Are you able to test it without running it on a CARP VIP? -
@stephenw10 Makes no difference removing CARP and binding it direct to the vlan interface..
-
Hmm, are you able to test a basic PPPoE connection only there?
I'm not able to replicate what you're seeing. It must be part of your config triggering it somehow.
-
@stephenw10 I'll try making a fresh install on a new device with only the pppoe config and nothing else, see how it behaves...
-
@stephenw10 So strange thing is a fresh build with no other config doesn't have this problem, but going through and stripping out all the packages and routes out of the existing setup doesn't solve it either...

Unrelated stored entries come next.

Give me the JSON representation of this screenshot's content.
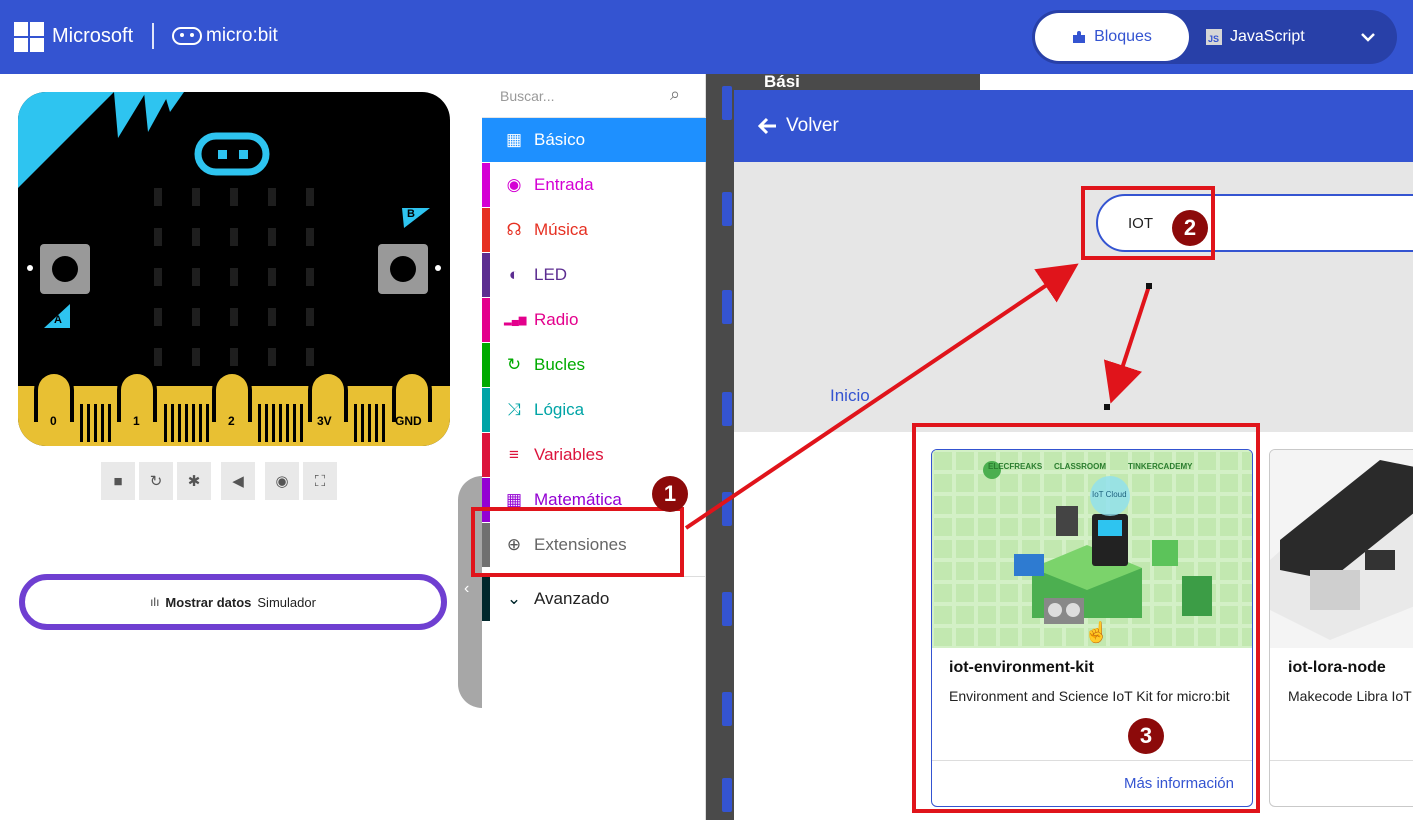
{
  "header": {
    "microsoft_label": "Microsoft",
    "product_label": "micro:bit",
    "blocks_label": "Bloques",
    "javascript_label": "JavaScript"
  },
  "simulator": {
    "pin_labels": [
      "0",
      "1",
      "2",
      "3V",
      "GND"
    ],
    "button_labels": [
      "A",
      "B"
    ],
    "tools": [
      "stop-icon",
      "restart-icon",
      "debug-icon",
      "mute-icon",
      "screenshot-icon",
      "fullscreen-icon"
    ],
    "showdata_bold": "Mostrar datos",
    "showdata_text": "Simulador"
  },
  "toolbox": {
    "search_placeholder": "Buscar...",
    "categories": [
      {
        "label": "Básico",
        "color": "#1e90ff",
        "icon": "grid-icon"
      },
      {
        "label": "Entrada",
        "color": "#d400d4",
        "icon": "target-icon"
      },
      {
        "label": "Música",
        "color": "#e63022",
        "icon": "headphones-icon"
      },
      {
        "label": "LED",
        "color": "#5c2d91",
        "icon": "toggle-icon"
      },
      {
        "label": "Radio",
        "color": "#e3008c",
        "icon": "signal-icon"
      },
      {
        "label": "Bucles",
        "color": "#00aa00",
        "icon": "loop-icon"
      },
      {
        "label": "Lógica",
        "color": "#00a4a6",
        "icon": "shuffle-icon"
      },
      {
        "label": "Variables",
        "color": "#dc143c",
        "icon": "lines-icon"
      },
      {
        "label": "Matemática",
        "color": "#9400d3",
        "icon": "calculator-icon"
      },
      {
        "label": "Extensiones",
        "color": "#707070",
        "icon": "plus-circle-icon"
      },
      {
        "label": "Avanzado",
        "color": "#00272b",
        "icon": "chevron-down-icon"
      }
    ]
  },
  "workspace": {
    "partial_label": "Bási"
  },
  "extensions": {
    "back_label": "Volver",
    "search_value": "IOT",
    "breadcrumb": "Inicio",
    "cards": [
      {
        "title": "iot-environment-kit",
        "description": "Environment and Science IoT Kit for micro:bit",
        "more": "Más información",
        "image_brands": [
          "ELECFREAKS",
          "CLASSROOM",
          "TINKERCADEMY"
        ],
        "image_cloud": "IoT Cloud"
      },
      {
        "title": "iot-lora-node",
        "description": "Makecode Libra IoT LoRa Node"
      }
    ]
  },
  "annotations": {
    "step1": "1",
    "step2": "2",
    "step3": "3",
    "color": "#e0141b"
  }
}
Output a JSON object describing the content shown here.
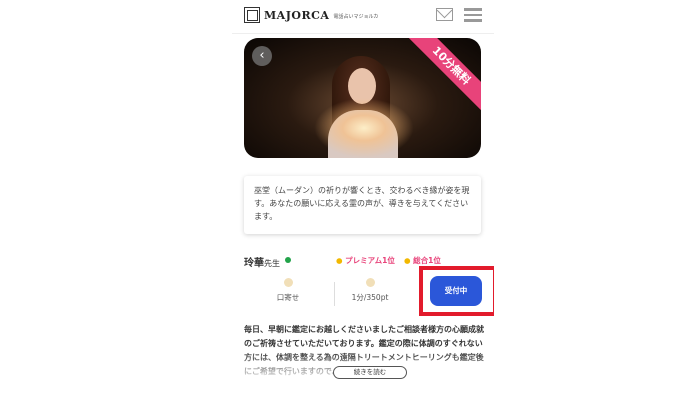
{
  "header": {
    "logo_text": "MAJORCA",
    "logo_sub": "電話占いマジョルカ"
  },
  "hero": {
    "ribbon": "10分無料",
    "back_glyph": "‹"
  },
  "description": "巫堂（ムーダン）の祈りが響くとき、交わるべき縁が姿を現す。あなたの願いに応える霊の声が、導きを与えてくださいます。",
  "advisor": {
    "name": "玲華",
    "suffix": "先生",
    "rank_premium": "プレミアム1位",
    "rank_overall": "総合1位"
  },
  "stats": {
    "style": "口寄せ",
    "price": "1分/350pt"
  },
  "status_button": "受付中",
  "bio": "毎日、早朝に鑑定にお越しくださいましたご相談者様方の心願成就のご祈祷させていただいております。鑑定の際に体調のすぐれない方には、体調を整える為の遠隔トリートメントヒーリングも鑑定後にご希望で行いますので、お気軽に。",
  "more_button": "続きを読む",
  "colors": {
    "accent_pink": "#e8437a",
    "status_blue": "#2b57d9",
    "highlight_red": "#e21b2c",
    "online_green": "#22a34a"
  },
  "icons": [
    "logo-mark-icon",
    "mail-icon",
    "menu-icon",
    "back-arrow-icon",
    "online-status-icon",
    "rank-bulb-icon",
    "style-icon",
    "price-icon"
  ]
}
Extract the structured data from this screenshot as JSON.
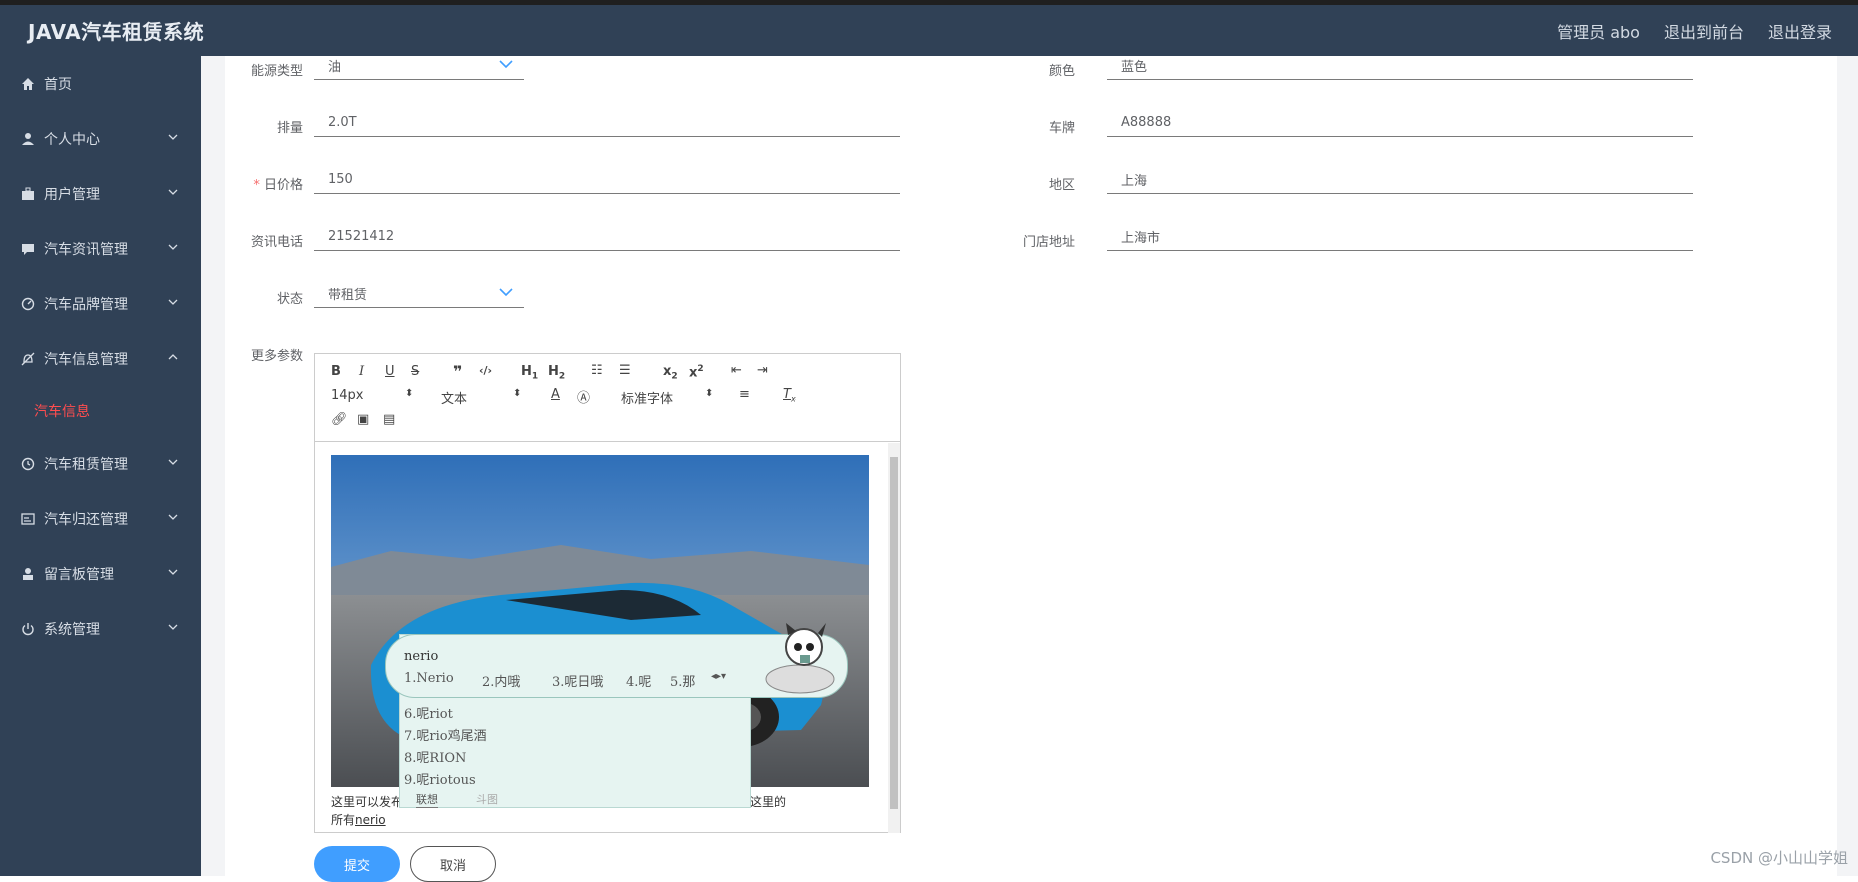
{
  "app": {
    "title": "JAVA汽车租赁系统",
    "header_links": [
      "管理员 abo",
      "退出到前台",
      "退出登录"
    ]
  },
  "sidebar": {
    "items": [
      {
        "label": "首页",
        "icon": "home-icon"
      },
      {
        "label": "个人中心",
        "icon": "user-icon"
      },
      {
        "label": "用户管理",
        "icon": "briefcase-icon"
      },
      {
        "label": "汽车资讯管理",
        "icon": "chat-icon"
      },
      {
        "label": "汽车品牌管理",
        "icon": "gauge-icon"
      },
      {
        "label": "汽车信息管理",
        "icon": "bell-off-icon"
      },
      {
        "label": "汽车租赁管理",
        "icon": "clock-icon"
      },
      {
        "label": "汽车归还管理",
        "icon": "card-icon"
      },
      {
        "label": "留言板管理",
        "icon": "person-icon"
      },
      {
        "label": "系统管理",
        "icon": "power-icon"
      }
    ],
    "active_submenu": "汽车信息"
  },
  "form": {
    "energy_label": "能源类型",
    "energy_value": "油",
    "color_label": "颜色",
    "color_value": "蓝色",
    "displacement_label": "排量",
    "displacement_value": "2.0T",
    "plate_label": "车牌",
    "plate_value": "A88888",
    "price_label": "日价格",
    "price_required": "*",
    "price_value": "150",
    "region_label": "地区",
    "region_value": "上海",
    "phone_label": "资讯电话",
    "phone_value": "21521412",
    "store_label": "门店地址",
    "store_value": "上海市",
    "status_label": "状态",
    "status_value": "带租赁",
    "more_label": "更多参数"
  },
  "editor": {
    "font_size": "14px",
    "paragraph": "文本",
    "font_family": "标准字体",
    "body_line1": "这里可以发布",
    "body_line1_end": "适合描述的，这里的",
    "body_line2": "所有",
    "body_typed": "nerio"
  },
  "ime": {
    "input": "nerio",
    "candidates_row": [
      "1.Nerio",
      "2.内哦",
      "3.呢日哦",
      "4.呢",
      "5.那"
    ],
    "candidates_list": [
      "6.呢riot",
      "7.呢rio鸡尾酒",
      "8.呢RION",
      "9.呢riotous"
    ],
    "tabs": [
      "联想",
      "斗图"
    ]
  },
  "actions": {
    "submit": "提交",
    "cancel": "取消"
  },
  "watermark": "CSDN @小山山学姐",
  "colors": {
    "sidebar": "#304156",
    "primary": "#409eff",
    "active": "#ff4d4f"
  }
}
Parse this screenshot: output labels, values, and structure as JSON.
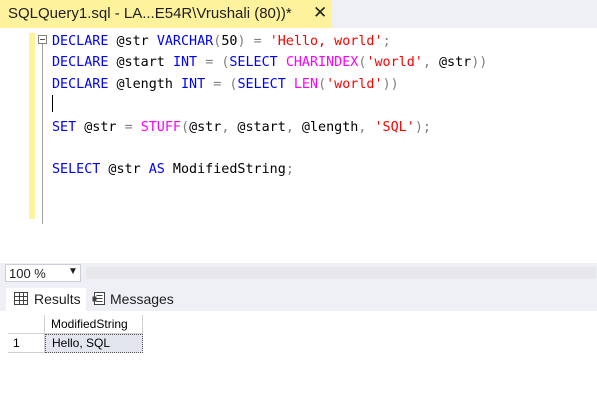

Seems to be hitting the following in rc.newwanip:
/* * NOTE: Take care of openvpn, no-ip or similar interfaces if you generate the event to reconfigure an interface. * i.e. OpenVPN might be in tap mode and not have an ip. */ if ($curwanip == "0.0.0.0" || !is_ipaddr($curwanip)) { if (substr($interface_real, 0, 4) != "ovpn") { if (!empty($config['interfaces'][$interface]['ipaddr'])) { log_error("rc.newwanip: Failed to update {$interface} IP, restarting..."); send_event("interface reconfigure {$interface}"); return; } } }
If i comment out the send_event line the ppp session doesn't get constantly restarted, but it doesn't add routes for it either so it's not fully working. I'm not sure where the send_event code is going so i've not had chance to debug further.
-
Exactly the same WAN/PPPoE config in the clean install?
This feels like two interfaces interacting like the ppp on the vlan as we speculated.
-
@stephenw10 the fresh install was also using vlan tagging, and switching the existing firewall to use the native interface instead of a tagged interface made no difference... perhaps its a combination of lots of things slowing it down enough to cause a race condition...
the fresh install was a vm on a fairly powerful hypervisor, the existing one is an older atom board so there's a significant performance disparity.do you happen to know what code is executed when you send the "interface reconfigure" event?
-
I don't know that without digging into it. But it does vary depending on what the interface is.
It could be a race condition, yes. That's going to be considerably faster on a VM with one interface than an Atom. Check the logs from each. Do you see entries in a different order?
-
@stephenw10 so from what i can see, on the working system a log entry comes up:
May 23 21:18:31 FW1 php-fpm[74460]: /rc.newwanip: rc.newwanip: on (IP address: x.x.x.x) (interface: WAND[opt5]) (real interface: pppoe0).
whereas on the other host:
May 23 21:23:41 FW2 php-fpm[854]: /rc.newwanip: rc.newwanip: on (IP address: ) (interface: WAND[opt5]) (real interface: pppoe0).
so neither find_interface_ip nor get_interface_ip is returning an address, but can't figure out why not..
If i hard code it to return my static address whenever the interface is pppoe0, it comes online and everything else seems to work, but obviously this is quite a nasty hack.